We now construct an extremal configuration consistent with both optimizations. Assume $|G_1| \ge |G_2|$ and take $G_2 \subset G_1$. Then
$$|G_1 \cup G_2| = |G_1|.$$
Choose $B_1$ and $B_2$ disjoint, and realize the maximal allowed sizes
$$|B_i| = \frac25 |A_i|, \qquad |G_i| = \frac35 |A_i|.$$
Let $|A_2| = x |A_1|$ with $0 < x \le 1$. Then
$$|B| = \frac25 |A_1| + \frac25 |A_2| = \frac25 |A_1|(1+x),$$
and
$$|G_1 \cup G_2| = |G_1| = \frac35 |A_1|.$$
Hence
$$|A_1 \cup A_2| = \frac25 |A_1|(1+x) + \frac35 |A_1| = |A_1|\left(1 + \frac25 x\right).$$
Therefore the global fraction of boys is
$$R(x) = \frac{\frac25(1+x)}{1 + \frac25 x} = \frac{2(1+x)}{5+2x}.$$
We maximize this on $0 < x \le 1$. Differentiating,
$$R'(x) = \frac{2(5+2x) - 2(1+x)\cdot 2}{(5+2x)^2} = \frac{10+4x-4-4x}{(5+2x)^2} = \frac{6}{(5+2x)^2} > 0.$$
Thus $R(x)$ increases with $x$, and its maximum occurs at $x=1$, giving
$$R_{\max} = \frac{2(2)}{5+2} = \frac47.$$
Since all inequalities in the assumptions are strict, the obtained value cannot be attained, only approached, hence the fraction of boys in the class is strictly less than $\frac47$.
This completes the proof. ∎
For part 2, let $A_i$ be the size of the $i$-th trip, and assume again that boys form the largest possible union while girls overlap as much as possible. As in the two-trip case, the extremal configuration occurs when all girl sets are nested, so that the union of girls has size equal to the largest of the $G_i$.
Thus
$$|A_1 \cup \cdots \cup A_n| = |B| + \max_i |G_i|.$$
To maximize $|B|$ and minimize $\max_i |G_i|$, we take $|B_i| = \alpha_i |A_i|$ and $|G_i| = (1-\alpha_i)|A_i|$, and choose the scaling of $|A_i|$ so that all $|G_i|$ are equal:
$$(1-\alpha_i)|A_i| = C.$$
Then
$$|A_i| = \frac{C}{1-\alpha_i}, \qquad |B_i| = \frac{\alpha_i}{1-\alpha_i} C.$$
Hence
$$|B| = C \sum_{i=1}^n \frac{\alpha_i}{1-\alpha_i}, \qquad \max_i |G_i| = C.$$
Therefore the maximal possible global fraction is
$$\boxed{\frac{\sum_{i=1}^n \frac{\alpha_i}{1-\alpha_i}}{1 + \sum_{i=1}^n \frac{\alpha_i}{1-\alpha_i}} }.$$
Verification of Key Steps
The crucial step in part 1 is the simultaneous realization of two extremal principles: disjointness of boys and maximal nesting of girls. The construction does not force any overlap constraint between boys and girls beyond set membership, so these two conditions are compatible.

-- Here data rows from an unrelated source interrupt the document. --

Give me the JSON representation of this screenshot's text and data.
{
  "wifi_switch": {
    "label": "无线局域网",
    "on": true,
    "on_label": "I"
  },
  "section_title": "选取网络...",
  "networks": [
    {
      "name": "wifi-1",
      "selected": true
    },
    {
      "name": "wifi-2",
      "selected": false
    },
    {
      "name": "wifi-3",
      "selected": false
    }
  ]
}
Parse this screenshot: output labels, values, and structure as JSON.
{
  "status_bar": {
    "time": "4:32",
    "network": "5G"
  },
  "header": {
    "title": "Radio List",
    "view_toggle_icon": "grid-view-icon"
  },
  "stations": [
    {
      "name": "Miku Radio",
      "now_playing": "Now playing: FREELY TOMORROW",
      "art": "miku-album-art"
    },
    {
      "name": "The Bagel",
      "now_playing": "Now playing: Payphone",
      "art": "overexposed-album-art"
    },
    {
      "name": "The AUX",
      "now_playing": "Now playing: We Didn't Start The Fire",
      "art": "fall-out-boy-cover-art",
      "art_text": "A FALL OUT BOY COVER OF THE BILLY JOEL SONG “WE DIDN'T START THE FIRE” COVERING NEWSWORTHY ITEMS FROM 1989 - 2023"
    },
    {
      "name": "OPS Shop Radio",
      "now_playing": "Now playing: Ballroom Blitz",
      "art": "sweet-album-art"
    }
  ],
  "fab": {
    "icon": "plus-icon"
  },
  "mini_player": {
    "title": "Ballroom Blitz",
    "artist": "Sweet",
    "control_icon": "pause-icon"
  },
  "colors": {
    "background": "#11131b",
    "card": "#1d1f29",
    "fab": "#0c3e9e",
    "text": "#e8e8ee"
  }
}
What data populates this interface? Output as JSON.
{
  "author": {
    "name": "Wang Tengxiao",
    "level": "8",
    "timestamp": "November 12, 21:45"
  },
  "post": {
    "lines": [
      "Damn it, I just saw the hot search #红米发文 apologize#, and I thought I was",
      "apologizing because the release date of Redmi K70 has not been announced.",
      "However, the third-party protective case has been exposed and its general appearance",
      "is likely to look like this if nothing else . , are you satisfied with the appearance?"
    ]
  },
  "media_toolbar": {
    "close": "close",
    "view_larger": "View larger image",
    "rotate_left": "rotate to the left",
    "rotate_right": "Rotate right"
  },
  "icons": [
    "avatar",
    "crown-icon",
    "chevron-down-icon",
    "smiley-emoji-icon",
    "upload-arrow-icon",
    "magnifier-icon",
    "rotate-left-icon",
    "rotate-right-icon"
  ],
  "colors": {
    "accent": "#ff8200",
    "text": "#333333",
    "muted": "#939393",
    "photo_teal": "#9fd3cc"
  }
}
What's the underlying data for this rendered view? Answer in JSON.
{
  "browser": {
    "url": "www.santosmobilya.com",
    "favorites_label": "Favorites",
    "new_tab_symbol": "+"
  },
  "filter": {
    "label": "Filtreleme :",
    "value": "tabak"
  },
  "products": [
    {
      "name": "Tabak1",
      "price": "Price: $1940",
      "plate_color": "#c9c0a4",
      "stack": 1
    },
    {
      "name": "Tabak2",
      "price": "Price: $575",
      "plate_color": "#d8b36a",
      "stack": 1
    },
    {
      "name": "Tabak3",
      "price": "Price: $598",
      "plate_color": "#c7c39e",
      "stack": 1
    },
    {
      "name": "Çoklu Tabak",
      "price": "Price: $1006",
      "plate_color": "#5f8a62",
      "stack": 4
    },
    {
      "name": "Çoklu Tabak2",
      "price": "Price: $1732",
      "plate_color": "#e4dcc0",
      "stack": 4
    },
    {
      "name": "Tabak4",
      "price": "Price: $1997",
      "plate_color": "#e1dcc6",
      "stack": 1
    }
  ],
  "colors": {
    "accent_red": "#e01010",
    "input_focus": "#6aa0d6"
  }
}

The monotonicity of $R(x)$ was derived directly and shows that imbalance in trip sizes never improves the boy fraction; the worst case occurs when the two trips are balanced.
In part 2, the key step is the reduction of the union of girls to a single maximal set. Any attempt to overlap all girl sets more than this would require one set to exceed its prescribed size, violating $|G_i| = (1-\alpha_i)|A_i|$ at extremality.
Alternative Approaches
An alternative method for part 1 uses a linear programming formulation in terms of the eight intersection variables $B_1,B_2,B_{12},G_1,G_2,G_{12}$, reducing the problem to a two-variable optimization. This approach yields the same rational bound but is less transparent structurally.
For part 2, one can also derive the result via convexity arguments applied to the function $x \mapsto x/(1-x)$, interpreting each trip as contributing a weighted density to a common overlap structure.